Two weeks after the incident, Arthur King, who will be 75 in January, remains in Princess Alexandra Hospital (PAH) in Harlow, where he was taken by ambulance after collapsing in The Causeway on November 14.
The former long-serving firefighter is expected to remain in hospital for at least another 10 days, possibly a fortnight, so we're inviting our readers and followers to send him a card or small gift.
Please address them to: Arthur King, c/o Bishop's Stortford Independent, 12 North Street, Bishop's Stortford, Hertfordshire CM23 2LQ.
Arthur was saved by off-duty London Ambulance Service paramedic Jack Lynch, a Royal Anglian Regiment reserve soldier who lives in Stortford and was watching the parade with his girlfriend Hannah Johnson.
Jack was helped by other emergency service workers – including Stortford firefighters, who used a defibrillator from their fire engine parked nearby in Bridge Street – as well as participants in the parade, who formed a makeshift screen to shield stricken Arthur while he was being treated.
Arthur, a father of two, grandfather of five and great-grandfather of one who lives with his wife Linda in Saffron Walden, remains in PAH.
His daughter Sharon Bagley, part of the reception team at South Street Surgery, was with her mum watching the parade when her dad became ill and they witnessed the teamwork which saved him.
Sharon said on Sunday (Nov 28): "He's had a stent fitted and is awaiting a pacemaker some time this week. He's expected to be in there at least another 10 to 14 days.
"He's doing well, considering everything, though he's bored sitting around as he's usually busy and active.
"He's reading a book a day at the moment as well as doing puzzles and crosswords, which he loves."
Due to coronavirus restrictions, only Arthur's wife Linda is allowed to visit him, which she does for an hour a day. "Though he does walk to the door to say hello to us," said Sharon.
The grateful daughter added: "He is overwhelmed by all of the well wishes he has had and thanks everyone for their care and support of him and us as a family."
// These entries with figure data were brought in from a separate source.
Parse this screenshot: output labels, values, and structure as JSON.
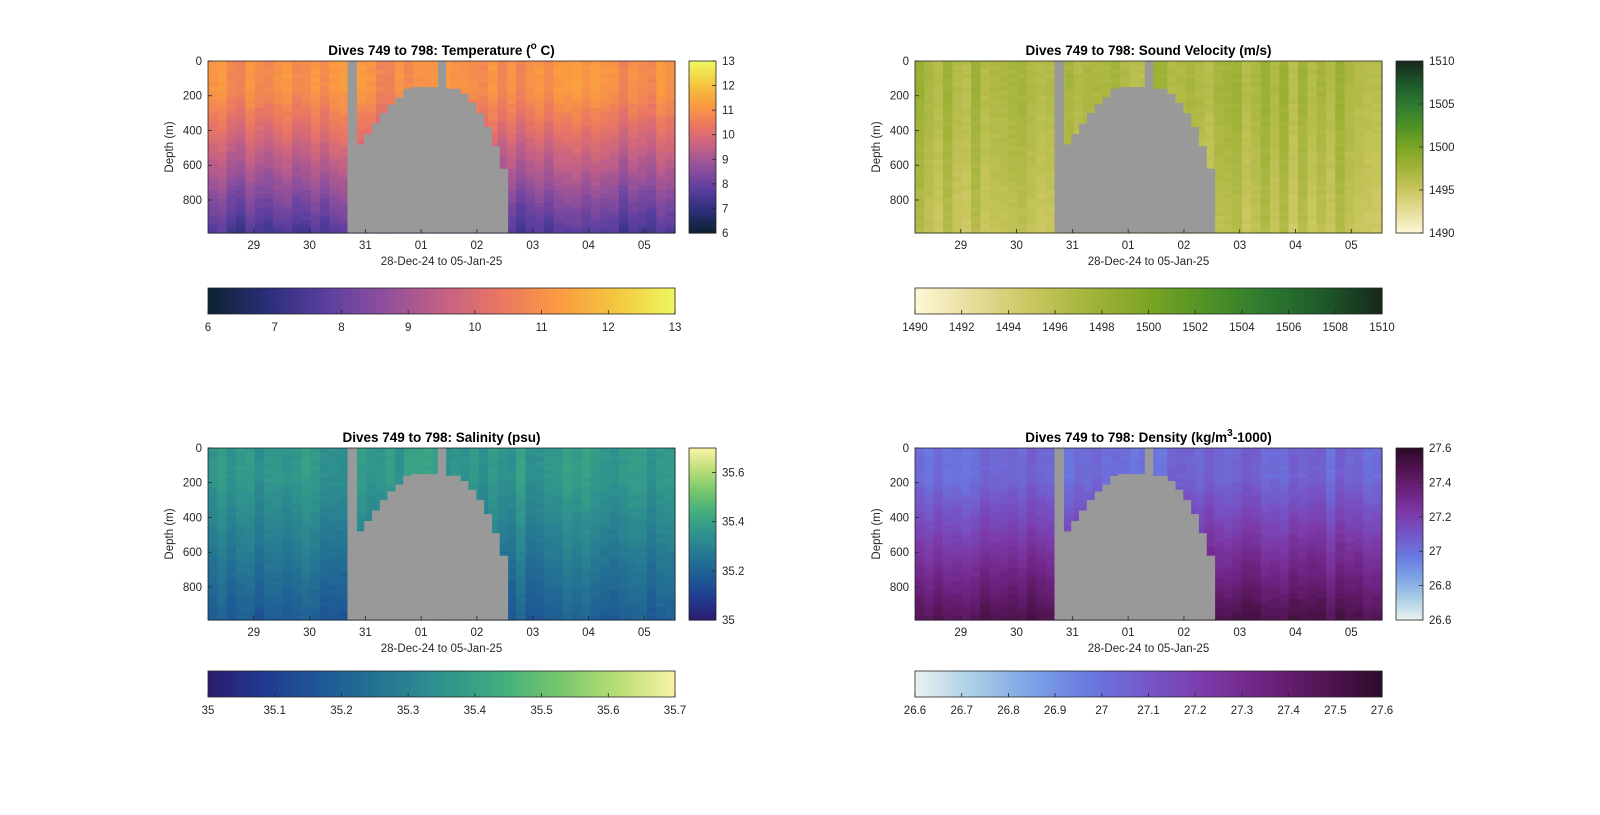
{
  "figure": {
    "background": "#ffffff",
    "nodata_color": "#999999"
  },
  "chart_data": [
    {
      "type": "heatmap",
      "title_main": "Dives 749 to 798: Temperature (",
      "title_sup": "o",
      "title_tail": " C)",
      "ylabel": "Depth (m)",
      "xlabel": "28-Dec-24 to 05-Jan-25",
      "x_ticks": [
        "29",
        "30",
        "31",
        "01",
        "02",
        "03",
        "04",
        "05"
      ],
      "y_ticks": [
        "0",
        "200",
        "400",
        "600",
        "800"
      ],
      "colorbar_ticks": [
        "6",
        "7",
        "8",
        "9",
        "10",
        "11",
        "12",
        "13"
      ],
      "colorbar_h_ticks": [
        "6",
        "7",
        "8",
        "9",
        "10",
        "11",
        "12",
        "13"
      ],
      "clim": [
        6,
        13
      ],
      "colormap": [
        "#0d2233",
        "#2a2f7a",
        "#5b3ea0",
        "#8e4f9c",
        "#c26087",
        "#ea7663",
        "#fa9a41",
        "#f4c63f",
        "#eef55e"
      ],
      "surface_value": 11.0,
      "deep_value": 7.4
    },
    {
      "type": "heatmap",
      "title_main": "Dives 749 to 798: Sound Velocity (m/s)",
      "title_sup": "",
      "title_tail": "",
      "ylabel": "Depth (m)",
      "xlabel": "28-Dec-24 to 05-Jan-25",
      "x_ticks": [
        "29",
        "30",
        "31",
        "01",
        "02",
        "03",
        "04",
        "05"
      ],
      "y_ticks": [
        "0",
        "200",
        "400",
        "600",
        "800"
      ],
      "colorbar_ticks": [
        "1510",
        "1505",
        "1500",
        "1495",
        "1490"
      ],
      "colorbar_h_ticks": [
        "1490",
        "1492",
        "1494",
        "1496",
        "1498",
        "1500",
        "1502",
        "1504",
        "1506",
        "1508",
        "1510"
      ],
      "clim": [
        1490,
        1510
      ],
      "colormap": [
        "#fdf7d4",
        "#e5dc98",
        "#c9c65e",
        "#a3b33a",
        "#7ca523",
        "#4f9226",
        "#2e7a30",
        "#1e5a2a",
        "#172b1c"
      ],
      "surface_value": 1497.0,
      "deep_value": 1495.5
    },
    {
      "type": "heatmap",
      "title_main": "Dives 749 to 798: Salinity (psu)",
      "title_sup": "",
      "title_tail": "",
      "ylabel": "Depth (m)",
      "xlabel": "28-Dec-24 to 05-Jan-25",
      "x_ticks": [
        "29",
        "30",
        "31",
        "01",
        "02",
        "03",
        "04",
        "05"
      ],
      "y_ticks": [
        "0",
        "200",
        "400",
        "600",
        "800"
      ],
      "colorbar_ticks": [
        "35.6",
        "35.4",
        "35.2",
        "35"
      ],
      "colorbar_h_ticks": [
        "35",
        "35.1",
        "35.2",
        "35.3",
        "35.4",
        "35.5",
        "35.6",
        "35.7"
      ],
      "clim": [
        35.0,
        35.7
      ],
      "colormap": [
        "#2a1d6e",
        "#213c91",
        "#1e5b96",
        "#257693",
        "#2f928e",
        "#40ad80",
        "#74c66b",
        "#b6dd75",
        "#f6f2a2"
      ],
      "surface_value": 35.37,
      "deep_value": 35.18
    },
    {
      "type": "heatmap",
      "title_main": "Dives 749 to 798: Density (kg/m",
      "title_sup": "3",
      "title_tail": "-1000)",
      "ylabel": "Depth (m)",
      "xlabel": "28-Dec-24 to 05-Jan-25",
      "x_ticks": [
        "29",
        "30",
        "31",
        "01",
        "02",
        "03",
        "04",
        "05"
      ],
      "y_ticks": [
        "0",
        "200",
        "400",
        "600",
        "800"
      ],
      "colorbar_ticks": [
        "27.6",
        "27.4",
        "27.2",
        "27",
        "26.8",
        "26.6"
      ],
      "colorbar_h_ticks": [
        "26.6",
        "26.7",
        "26.8",
        "26.9",
        "27",
        "27.1",
        "27.2",
        "27.3",
        "27.4",
        "27.5",
        "27.6"
      ],
      "clim": [
        26.6,
        27.6
      ],
      "colormap": [
        "#e6f1f1",
        "#a8cde6",
        "#7ba2e6",
        "#6a78e0",
        "#7556c9",
        "#7c3aa8",
        "#6e2382",
        "#541555",
        "#2f0b2b"
      ],
      "surface_value": 27.03,
      "deep_value": 27.5
    }
  ]
}
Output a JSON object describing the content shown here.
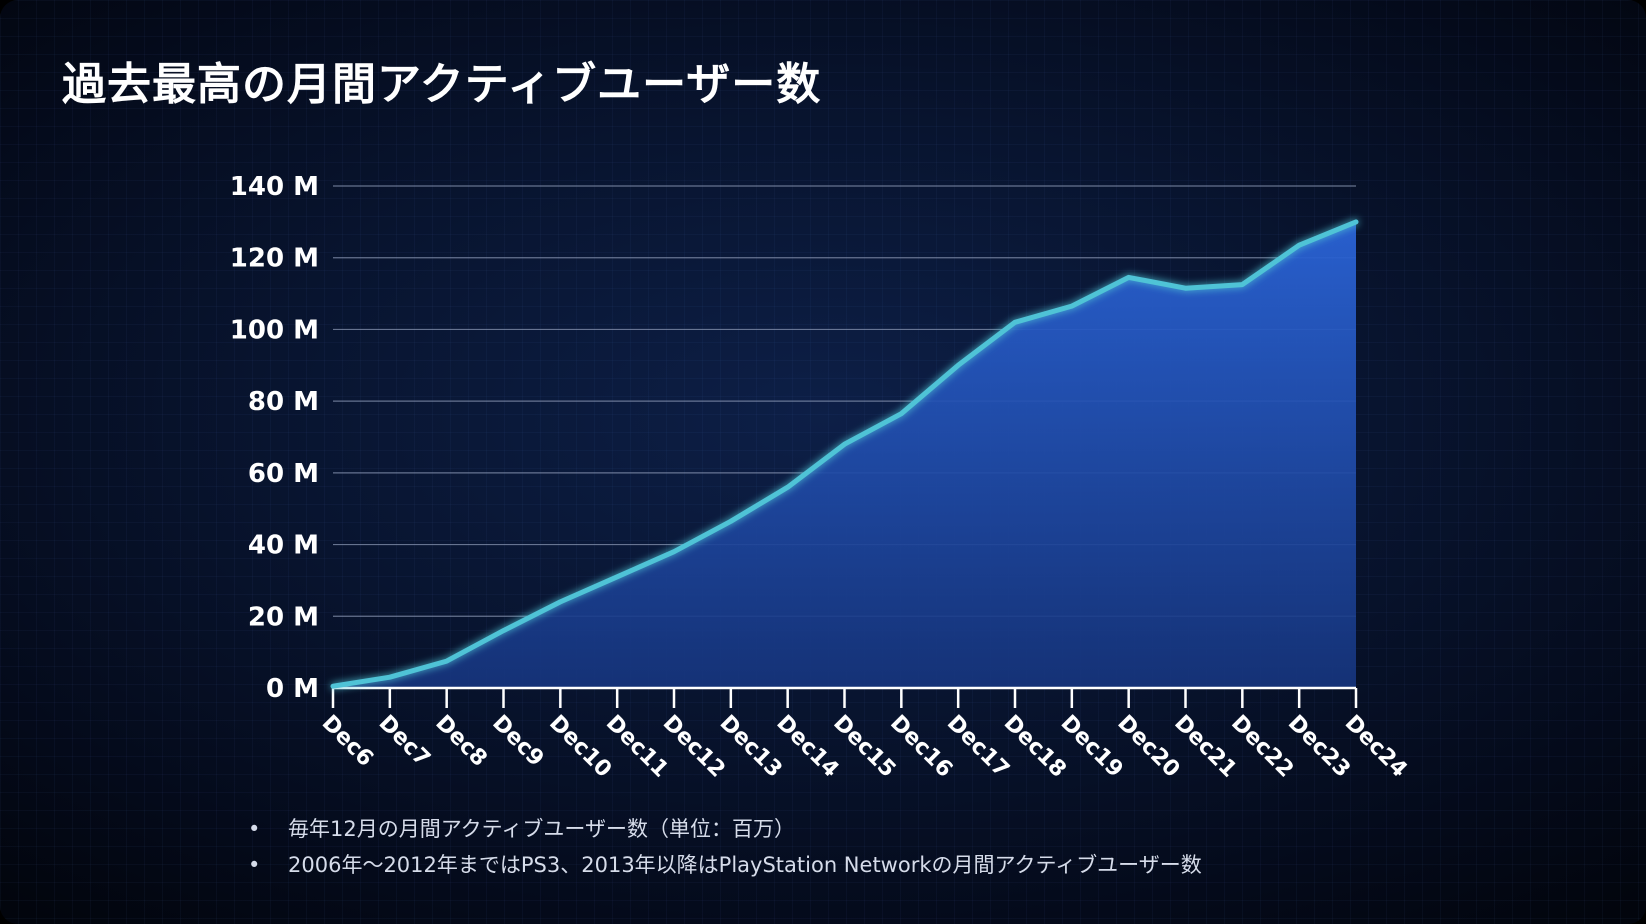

The week before he was taken ill, Arthur was collecting Poppy Appeal donations on behalf of the Stortford branch of the Royal British Legion outside Sainsbury's at Thorley Park – as he has done for 36 years – and had attended Thursday's Armistice Day commemoration at Stortford's war memorial and Saturday's Festival of Remembrance at London's Royal Albert Hall.
He worked as a fireman for 34 years, serving first in Bishop's Stortford at the town's old station in South Street before transferring to Patmore Close. He ended his career as a senior fire officer at Stansted Airport when he was 52. He went on to use the life-saving skills he learned at work by volunteering as a first responder.
Born and bred in Stortford, he has lived in Saffron Walden for two decades and works for Peasgood & Skeates funeral directors in the town as a casual driver and bearer.